When northern troops took Natchez in the summer of 1863, missionaries wanted to set up schools for freed slaves. They were pleased and surprised that there was already a school and many slaves who could read and write. The American Missionary Association hired Lily Ann. She will teach for many years to come. She also became a deaconess for the Pine Street Baptist Church. In 1870, at the age of 54, she was one of the first colored people to open an account at Freedman's Bank.

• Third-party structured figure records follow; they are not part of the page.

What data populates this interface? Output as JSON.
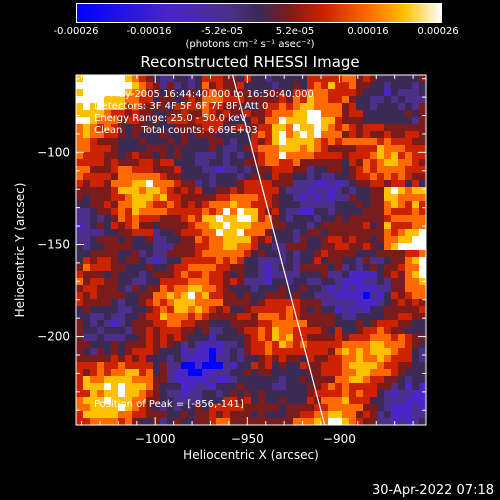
{
  "colorbar": {
    "ticks": [
      "-0.00026",
      "-0.00016",
      "-5.2e-05",
      "5.2e-05",
      "0.00016",
      "0.00026"
    ],
    "units": "(photons cm⁻² s⁻¹ asec⁻²)"
  },
  "title": "Reconstructed RHESSI Image",
  "annotations": {
    "line1": "28-May-2005 16:44:40.000 to 16:50:40.000",
    "line2": "Detectors: 3F 4F 5F 6F 7F 8F, Att 0",
    "line3": "Energy Range: 25.0 - 50.0 keV",
    "line4": "Clean      Total counts: 6.69E+03",
    "peak": "Position of Peak = [-856,-141]"
  },
  "footer": "30-Apr-2022 07:18",
  "chart_data": {
    "type": "heatmap",
    "title": "Reconstructed RHESSI Image",
    "xlabel": "Heliocentric X (arcsec)",
    "ylabel": "Heliocentric Y (arcsec)",
    "xlim": [
      -1043,
      -853
    ],
    "ylim": [
      -248,
      -58
    ],
    "x_ticks": [
      -1000,
      -950,
      -900
    ],
    "y_ticks": [
      -100,
      -150,
      -200
    ],
    "x_tick_labels": [
      "−1000",
      "−950",
      "−900"
    ],
    "y_tick_labels": [
      "−100",
      "−150",
      "−200"
    ],
    "colorbar_range": [
      -0.00026,
      0.00026
    ],
    "limb_line": [
      [
        -958,
        -58
      ],
      [
        -908,
        -248
      ]
    ],
    "palette": [
      "#0000ff",
      "#4a25c8",
      "#4b2f8a",
      "#3a2a54",
      "#7a1c1c",
      "#cc2200",
      "#ff6a00",
      "#ffc000",
      "#ffffff"
    ]
  }
}
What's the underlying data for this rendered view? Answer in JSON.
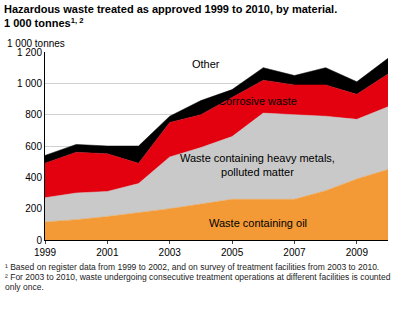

Lily Ann later married and had two children.

literature

  • David Freedman: African-American Schooling in the South Prior to 1861 . In: The Journal of Negro History . tape 84 , no. 1 . The University of Chicago Press on behalf of the Association for the Study of African American Life and History, 1999, p. 21 , JSTOR : 2649081 (English).
  • Herbert G. Gutman: Schools for Freedom: The Post-Emancipation Origins of Afro-American Education . In: Herbert G. Gutman, Ira Berlin (Ed.): Power and Culture: Essays on the American Working Class . Pantheon Books, New York 1987, ISBN 978-0-394-56026-7 , pp. 261-262 (English).
  • Janet Halfmann: Midnight Teacher: Lilly Ann Granderson and Her Secret School . Lee & Low Books, 2018, ISBN 978-1-62014-163-2 (English).
  • Justin Behrend: Reconstructing Democracy: Grassroots Black Politics in the Deep South after the Civil War . University of Georgia Press, 2015, ISBN 978-0-8203-4033-3 , pp. 60-61 (English).

Individual evidence

  1. Justin Behrend: Slave Studies. Lily Ann Granderson. In: slave-studies.net. Archived from the original on December 6, 2013 ; accessed on May 2, 2018 .
  2. ^ Dorothy Schneider, Carl J. Schneider: Slavery in America . Facts on file, New York 2007, ISBN 0-8160-6241-2 , pp. 363 (English).
  3. Darlene Clark Hine: A Shining Thread of Hope: The History of Black Women in America . Broadway Books, New York 1998, ISBN 0-7679-0110-X , pp. 74 (English).
  4. Laura Haviland: A woman's life-work laboratories and experiences of Laura S. Haviland . Walden & Stowe, Cincinnati 1882, p. 300–301 (English, archive.org ).
  5. ^ JP Bardwell. to Rev. ME Shicky, Jan. 5, 1865, Natchez, # 71719, Mississippi, Roll # 1, American Missionary Association Archives, Amistad Research Center, New Orleans.
  6. Lily Ann Granderson, # 269082, Freedman's Bank Records , Progeny Software Inc., 1998-2000.